学歴とエンターテインメント

東大〜〜とか、高学歴〜〜といったキャッチフレーズでのテレビ番組、テレビタレントをよく見るようになりました。

東大・京大あるいは高学歴が売りになっているとしても、やっていることは難しいクイズがほとんどですので、テレビ関係者も視聴者も学歴に対する見方が偏っているような気がしないでもないですが、情報をインプットしてアウトプットする入学試験とクイズは親和性が高いのでしょうね。

高学歴な人がそれを売りにしてテレビに出るようになった原因というか理由というか、その辺はよく分かりませんが、個人的には制作側にも高学歴な人が流れてきているのではないかと邪推しています。

エンターテインメントに学歴というかインテリというか、イマジネーション・クリエイティビティ・バイタリティと直結しない属性の人たちが入ってくることについては、モヤモヤするものがありますが、単に時代の変化と言って良いのでしょうか?

芸能界・エンタメ業界だけではなくて、そもそも世間一般的に大学進学率自体が右肩上がりで長期間増え続けているのですから、学歴が高い人が世間に溢れてくるのは当然のことです。

そのような時代になったとしても、日本国内において学歴が役に立つ仕事の総量なんて、大学進学率に比例して増え続けるかというとそんなわけはありません。

学歴なんか関係なく、重要な仕事もたくさんあります。そうなってくると必然的に学歴はあるけれどそれを生かせる仕事がない人が出てきます。

ヨーロッパみたいに少し移動すれば別の国で働ける地域であれば、学歴を生かした仕事を探しやすいかも知れませんが、島国・日本語・閉鎖的という日本の特殊性を考えるとそうもいきません。

かつては大学卒業者が就いていた仕事にあぶれた人たちが、学歴が必要ない業界に進出していくのは目に見えています。多分、テレビの現状もその一つではないかと思っています。

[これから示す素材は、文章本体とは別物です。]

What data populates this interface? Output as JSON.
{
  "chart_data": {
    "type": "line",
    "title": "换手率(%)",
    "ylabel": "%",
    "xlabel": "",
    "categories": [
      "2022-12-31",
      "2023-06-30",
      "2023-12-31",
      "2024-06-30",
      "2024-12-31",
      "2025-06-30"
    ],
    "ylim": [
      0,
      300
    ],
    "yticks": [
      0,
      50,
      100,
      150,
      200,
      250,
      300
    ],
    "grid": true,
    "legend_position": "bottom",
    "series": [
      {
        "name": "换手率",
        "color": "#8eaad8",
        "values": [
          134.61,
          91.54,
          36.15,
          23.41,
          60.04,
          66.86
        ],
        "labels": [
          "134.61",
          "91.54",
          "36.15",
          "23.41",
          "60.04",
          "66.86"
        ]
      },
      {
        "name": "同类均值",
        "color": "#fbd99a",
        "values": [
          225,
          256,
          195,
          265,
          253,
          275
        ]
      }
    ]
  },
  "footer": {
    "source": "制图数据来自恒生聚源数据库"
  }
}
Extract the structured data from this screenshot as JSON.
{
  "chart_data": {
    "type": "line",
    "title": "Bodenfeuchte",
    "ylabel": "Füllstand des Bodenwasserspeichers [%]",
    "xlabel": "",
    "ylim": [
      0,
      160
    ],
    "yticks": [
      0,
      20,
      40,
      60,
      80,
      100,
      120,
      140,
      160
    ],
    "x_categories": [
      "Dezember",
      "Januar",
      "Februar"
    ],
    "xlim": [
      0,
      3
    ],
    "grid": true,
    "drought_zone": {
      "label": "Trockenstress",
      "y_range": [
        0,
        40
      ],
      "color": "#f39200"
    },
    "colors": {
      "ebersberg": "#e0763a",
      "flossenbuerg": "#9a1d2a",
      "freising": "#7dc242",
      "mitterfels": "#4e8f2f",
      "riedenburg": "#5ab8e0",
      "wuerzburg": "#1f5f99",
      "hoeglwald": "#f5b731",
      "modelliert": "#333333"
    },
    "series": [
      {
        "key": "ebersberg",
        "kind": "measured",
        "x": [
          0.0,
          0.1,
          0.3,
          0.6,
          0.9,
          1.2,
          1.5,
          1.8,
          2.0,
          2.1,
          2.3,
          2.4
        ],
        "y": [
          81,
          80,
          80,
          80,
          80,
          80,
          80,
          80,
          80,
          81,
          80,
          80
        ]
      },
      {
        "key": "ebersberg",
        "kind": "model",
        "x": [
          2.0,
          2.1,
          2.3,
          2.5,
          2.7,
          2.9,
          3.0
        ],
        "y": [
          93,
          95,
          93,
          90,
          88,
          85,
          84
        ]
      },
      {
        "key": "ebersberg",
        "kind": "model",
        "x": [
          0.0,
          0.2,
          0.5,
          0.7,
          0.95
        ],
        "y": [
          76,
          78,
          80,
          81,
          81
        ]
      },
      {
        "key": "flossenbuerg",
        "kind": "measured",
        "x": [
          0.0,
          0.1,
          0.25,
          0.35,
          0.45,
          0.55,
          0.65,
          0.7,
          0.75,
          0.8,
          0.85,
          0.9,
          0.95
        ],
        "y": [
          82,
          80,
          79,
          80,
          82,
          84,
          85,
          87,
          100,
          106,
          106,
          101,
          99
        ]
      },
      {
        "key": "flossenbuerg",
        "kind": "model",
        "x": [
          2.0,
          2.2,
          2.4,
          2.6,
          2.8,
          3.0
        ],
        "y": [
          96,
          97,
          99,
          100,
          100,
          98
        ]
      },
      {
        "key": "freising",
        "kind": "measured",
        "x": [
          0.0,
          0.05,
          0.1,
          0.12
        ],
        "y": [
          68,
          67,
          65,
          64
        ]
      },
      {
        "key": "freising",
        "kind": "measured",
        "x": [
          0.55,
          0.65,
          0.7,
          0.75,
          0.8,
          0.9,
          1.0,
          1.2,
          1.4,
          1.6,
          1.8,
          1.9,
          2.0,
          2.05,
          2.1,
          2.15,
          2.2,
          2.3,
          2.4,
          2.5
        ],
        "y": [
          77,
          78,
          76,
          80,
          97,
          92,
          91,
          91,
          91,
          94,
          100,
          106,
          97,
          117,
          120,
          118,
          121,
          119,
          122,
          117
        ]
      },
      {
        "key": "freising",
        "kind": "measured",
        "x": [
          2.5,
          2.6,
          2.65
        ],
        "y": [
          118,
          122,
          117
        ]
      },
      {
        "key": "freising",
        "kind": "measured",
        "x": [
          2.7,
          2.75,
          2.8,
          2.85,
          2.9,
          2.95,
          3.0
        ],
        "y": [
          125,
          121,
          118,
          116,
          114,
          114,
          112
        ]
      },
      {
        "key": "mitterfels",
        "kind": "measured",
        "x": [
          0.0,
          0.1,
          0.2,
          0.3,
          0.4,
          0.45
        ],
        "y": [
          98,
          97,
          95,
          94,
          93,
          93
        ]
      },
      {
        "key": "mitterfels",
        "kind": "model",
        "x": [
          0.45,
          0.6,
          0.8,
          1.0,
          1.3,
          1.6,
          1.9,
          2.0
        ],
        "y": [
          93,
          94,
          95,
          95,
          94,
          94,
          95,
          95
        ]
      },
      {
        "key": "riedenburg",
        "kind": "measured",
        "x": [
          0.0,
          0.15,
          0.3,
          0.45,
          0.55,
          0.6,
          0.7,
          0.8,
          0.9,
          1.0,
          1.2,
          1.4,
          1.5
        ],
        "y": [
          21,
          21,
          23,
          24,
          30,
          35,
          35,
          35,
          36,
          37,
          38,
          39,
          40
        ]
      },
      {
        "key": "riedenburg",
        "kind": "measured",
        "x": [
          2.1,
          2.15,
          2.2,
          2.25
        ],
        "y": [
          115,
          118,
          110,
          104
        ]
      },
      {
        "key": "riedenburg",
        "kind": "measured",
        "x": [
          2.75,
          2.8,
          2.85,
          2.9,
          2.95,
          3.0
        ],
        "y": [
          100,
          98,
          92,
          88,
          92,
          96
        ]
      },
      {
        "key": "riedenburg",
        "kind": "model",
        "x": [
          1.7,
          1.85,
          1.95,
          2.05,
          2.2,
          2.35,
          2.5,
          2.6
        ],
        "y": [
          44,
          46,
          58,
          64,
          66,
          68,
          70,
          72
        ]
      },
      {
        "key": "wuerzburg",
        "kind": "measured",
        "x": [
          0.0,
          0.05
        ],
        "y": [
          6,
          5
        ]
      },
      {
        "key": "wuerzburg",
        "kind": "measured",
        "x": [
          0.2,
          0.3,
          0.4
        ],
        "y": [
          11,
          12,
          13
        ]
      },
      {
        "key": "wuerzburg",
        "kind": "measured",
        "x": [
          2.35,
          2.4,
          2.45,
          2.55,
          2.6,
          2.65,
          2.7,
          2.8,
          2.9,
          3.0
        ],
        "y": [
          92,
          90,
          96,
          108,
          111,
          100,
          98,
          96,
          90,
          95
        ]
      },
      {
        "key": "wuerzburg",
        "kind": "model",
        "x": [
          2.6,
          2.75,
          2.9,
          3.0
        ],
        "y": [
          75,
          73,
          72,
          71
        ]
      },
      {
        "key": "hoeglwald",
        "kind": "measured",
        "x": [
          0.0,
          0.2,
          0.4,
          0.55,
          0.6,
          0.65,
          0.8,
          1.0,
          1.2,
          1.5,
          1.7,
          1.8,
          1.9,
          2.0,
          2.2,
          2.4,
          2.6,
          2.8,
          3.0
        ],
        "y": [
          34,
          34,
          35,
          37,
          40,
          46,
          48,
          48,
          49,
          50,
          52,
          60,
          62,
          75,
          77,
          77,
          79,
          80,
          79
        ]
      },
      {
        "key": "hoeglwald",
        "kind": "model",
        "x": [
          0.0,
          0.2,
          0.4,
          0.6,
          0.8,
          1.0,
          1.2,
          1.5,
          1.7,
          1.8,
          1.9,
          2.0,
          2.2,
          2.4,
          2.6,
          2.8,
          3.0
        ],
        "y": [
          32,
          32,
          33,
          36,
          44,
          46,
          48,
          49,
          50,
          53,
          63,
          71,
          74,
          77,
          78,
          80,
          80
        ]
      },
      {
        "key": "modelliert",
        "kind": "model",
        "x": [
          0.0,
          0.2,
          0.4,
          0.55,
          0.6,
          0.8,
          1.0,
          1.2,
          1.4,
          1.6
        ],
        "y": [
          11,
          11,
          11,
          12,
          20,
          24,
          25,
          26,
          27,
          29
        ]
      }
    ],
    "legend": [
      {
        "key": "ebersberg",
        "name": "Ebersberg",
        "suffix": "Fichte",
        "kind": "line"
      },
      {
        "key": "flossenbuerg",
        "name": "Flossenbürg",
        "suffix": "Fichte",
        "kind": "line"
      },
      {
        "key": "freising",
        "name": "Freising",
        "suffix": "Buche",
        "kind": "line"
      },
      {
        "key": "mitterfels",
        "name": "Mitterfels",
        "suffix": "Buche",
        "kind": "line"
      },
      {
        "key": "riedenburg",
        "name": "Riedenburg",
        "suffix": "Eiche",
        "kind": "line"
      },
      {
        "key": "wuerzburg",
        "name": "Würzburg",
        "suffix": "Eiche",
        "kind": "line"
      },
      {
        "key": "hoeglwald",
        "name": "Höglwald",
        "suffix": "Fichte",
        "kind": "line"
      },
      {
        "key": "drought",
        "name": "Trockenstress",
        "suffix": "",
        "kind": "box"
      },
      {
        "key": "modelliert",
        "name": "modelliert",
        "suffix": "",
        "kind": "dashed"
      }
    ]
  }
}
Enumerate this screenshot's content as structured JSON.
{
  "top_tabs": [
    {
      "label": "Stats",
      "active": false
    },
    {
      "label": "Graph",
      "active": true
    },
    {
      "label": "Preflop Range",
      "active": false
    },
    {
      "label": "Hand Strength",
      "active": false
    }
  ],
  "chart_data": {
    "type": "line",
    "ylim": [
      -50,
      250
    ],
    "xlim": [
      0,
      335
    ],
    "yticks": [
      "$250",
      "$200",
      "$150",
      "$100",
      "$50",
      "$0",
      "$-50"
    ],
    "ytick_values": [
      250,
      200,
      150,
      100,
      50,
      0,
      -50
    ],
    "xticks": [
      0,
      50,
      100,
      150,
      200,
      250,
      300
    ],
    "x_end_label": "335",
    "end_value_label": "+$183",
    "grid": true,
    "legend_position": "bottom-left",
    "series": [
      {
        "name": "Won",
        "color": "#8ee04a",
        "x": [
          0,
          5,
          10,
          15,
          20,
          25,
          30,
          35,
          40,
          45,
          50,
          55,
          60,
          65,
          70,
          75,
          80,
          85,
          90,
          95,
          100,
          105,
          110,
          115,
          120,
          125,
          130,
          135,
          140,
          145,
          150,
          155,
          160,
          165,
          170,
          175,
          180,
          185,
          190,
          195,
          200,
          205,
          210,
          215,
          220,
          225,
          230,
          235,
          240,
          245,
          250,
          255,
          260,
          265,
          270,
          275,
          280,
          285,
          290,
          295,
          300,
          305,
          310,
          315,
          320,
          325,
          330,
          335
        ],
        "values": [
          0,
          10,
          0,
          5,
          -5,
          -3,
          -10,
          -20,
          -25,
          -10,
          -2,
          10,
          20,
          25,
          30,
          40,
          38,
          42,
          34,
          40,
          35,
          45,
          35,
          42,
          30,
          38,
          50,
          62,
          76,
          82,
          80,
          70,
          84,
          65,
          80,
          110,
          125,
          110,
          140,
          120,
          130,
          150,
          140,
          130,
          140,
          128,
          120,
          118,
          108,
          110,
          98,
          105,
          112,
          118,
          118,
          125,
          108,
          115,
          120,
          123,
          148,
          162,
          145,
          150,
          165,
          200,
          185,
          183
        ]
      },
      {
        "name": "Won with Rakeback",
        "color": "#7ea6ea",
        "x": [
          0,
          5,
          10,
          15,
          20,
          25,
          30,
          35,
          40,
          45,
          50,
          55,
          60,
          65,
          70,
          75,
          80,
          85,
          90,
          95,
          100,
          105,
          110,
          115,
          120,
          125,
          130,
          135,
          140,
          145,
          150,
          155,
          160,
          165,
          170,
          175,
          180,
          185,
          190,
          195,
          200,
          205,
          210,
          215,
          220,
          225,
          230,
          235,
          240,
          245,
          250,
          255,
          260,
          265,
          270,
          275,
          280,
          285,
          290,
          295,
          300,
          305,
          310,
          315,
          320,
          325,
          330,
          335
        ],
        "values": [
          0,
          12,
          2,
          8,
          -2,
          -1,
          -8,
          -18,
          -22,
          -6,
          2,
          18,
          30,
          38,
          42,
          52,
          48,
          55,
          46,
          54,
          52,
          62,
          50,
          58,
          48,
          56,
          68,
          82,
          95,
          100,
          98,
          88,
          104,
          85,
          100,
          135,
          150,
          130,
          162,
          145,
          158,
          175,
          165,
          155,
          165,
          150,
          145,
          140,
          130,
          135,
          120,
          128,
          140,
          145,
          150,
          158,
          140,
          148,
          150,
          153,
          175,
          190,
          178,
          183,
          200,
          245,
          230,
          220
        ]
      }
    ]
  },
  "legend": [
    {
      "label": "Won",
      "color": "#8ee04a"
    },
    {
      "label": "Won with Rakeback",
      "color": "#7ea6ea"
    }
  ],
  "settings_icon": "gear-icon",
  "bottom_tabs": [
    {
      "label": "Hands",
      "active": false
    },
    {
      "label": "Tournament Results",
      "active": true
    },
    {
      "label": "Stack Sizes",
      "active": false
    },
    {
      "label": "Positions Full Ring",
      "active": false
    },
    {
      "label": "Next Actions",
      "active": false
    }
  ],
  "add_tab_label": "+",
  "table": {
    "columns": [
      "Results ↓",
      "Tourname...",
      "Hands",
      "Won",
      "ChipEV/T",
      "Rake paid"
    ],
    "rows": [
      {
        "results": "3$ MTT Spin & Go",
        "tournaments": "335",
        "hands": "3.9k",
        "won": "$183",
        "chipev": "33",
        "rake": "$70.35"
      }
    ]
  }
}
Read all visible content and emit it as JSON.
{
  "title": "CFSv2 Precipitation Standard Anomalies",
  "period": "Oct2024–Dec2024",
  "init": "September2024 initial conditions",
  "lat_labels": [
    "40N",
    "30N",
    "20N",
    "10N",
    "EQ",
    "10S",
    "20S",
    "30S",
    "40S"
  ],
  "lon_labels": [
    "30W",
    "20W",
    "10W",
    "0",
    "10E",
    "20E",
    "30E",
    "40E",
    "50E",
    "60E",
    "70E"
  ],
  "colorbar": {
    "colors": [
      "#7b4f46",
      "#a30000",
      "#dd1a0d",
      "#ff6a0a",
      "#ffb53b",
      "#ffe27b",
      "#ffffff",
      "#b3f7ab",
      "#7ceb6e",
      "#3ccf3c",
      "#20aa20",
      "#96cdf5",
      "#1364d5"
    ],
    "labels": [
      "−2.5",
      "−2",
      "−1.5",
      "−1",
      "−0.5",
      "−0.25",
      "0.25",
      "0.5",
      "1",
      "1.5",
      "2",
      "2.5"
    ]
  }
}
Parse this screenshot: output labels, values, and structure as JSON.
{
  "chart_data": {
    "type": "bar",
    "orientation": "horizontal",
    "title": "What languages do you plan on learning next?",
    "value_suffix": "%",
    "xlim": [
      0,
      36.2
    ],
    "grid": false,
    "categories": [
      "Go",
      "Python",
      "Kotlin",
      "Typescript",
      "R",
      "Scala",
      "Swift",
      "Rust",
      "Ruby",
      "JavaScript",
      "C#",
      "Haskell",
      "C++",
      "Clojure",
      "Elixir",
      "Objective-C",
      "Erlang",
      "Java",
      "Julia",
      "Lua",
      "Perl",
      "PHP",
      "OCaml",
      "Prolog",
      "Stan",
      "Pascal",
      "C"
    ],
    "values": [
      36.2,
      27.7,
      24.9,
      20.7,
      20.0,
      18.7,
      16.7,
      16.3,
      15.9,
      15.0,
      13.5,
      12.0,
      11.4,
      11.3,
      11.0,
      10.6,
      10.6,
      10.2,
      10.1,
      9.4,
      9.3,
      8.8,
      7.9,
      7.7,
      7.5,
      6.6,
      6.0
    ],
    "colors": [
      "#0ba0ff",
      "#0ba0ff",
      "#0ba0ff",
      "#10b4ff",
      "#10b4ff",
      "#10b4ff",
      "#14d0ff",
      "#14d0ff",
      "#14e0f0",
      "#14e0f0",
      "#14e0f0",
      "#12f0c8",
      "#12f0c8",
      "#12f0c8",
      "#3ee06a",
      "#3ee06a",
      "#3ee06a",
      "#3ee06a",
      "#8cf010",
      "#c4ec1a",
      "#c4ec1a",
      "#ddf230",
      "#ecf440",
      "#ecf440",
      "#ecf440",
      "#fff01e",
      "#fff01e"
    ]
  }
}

ちなみに、演劇の分野に関しては昔から高学歴な人との親和性はありました。欧米文学演劇の翻訳が近代になってから始まったこともあって、文学部での演劇論や、サークル活動を通しての大学という場での演劇活動があり、インテリと演劇は結びつきやすいものでした。

そのように理由があっての学歴であれば分からなくはないですが、東大生がテレビで難しいクイズに答えているのはエンターテインメントというよりも、スポーツ感覚・アスリート感覚なんでしょうかね。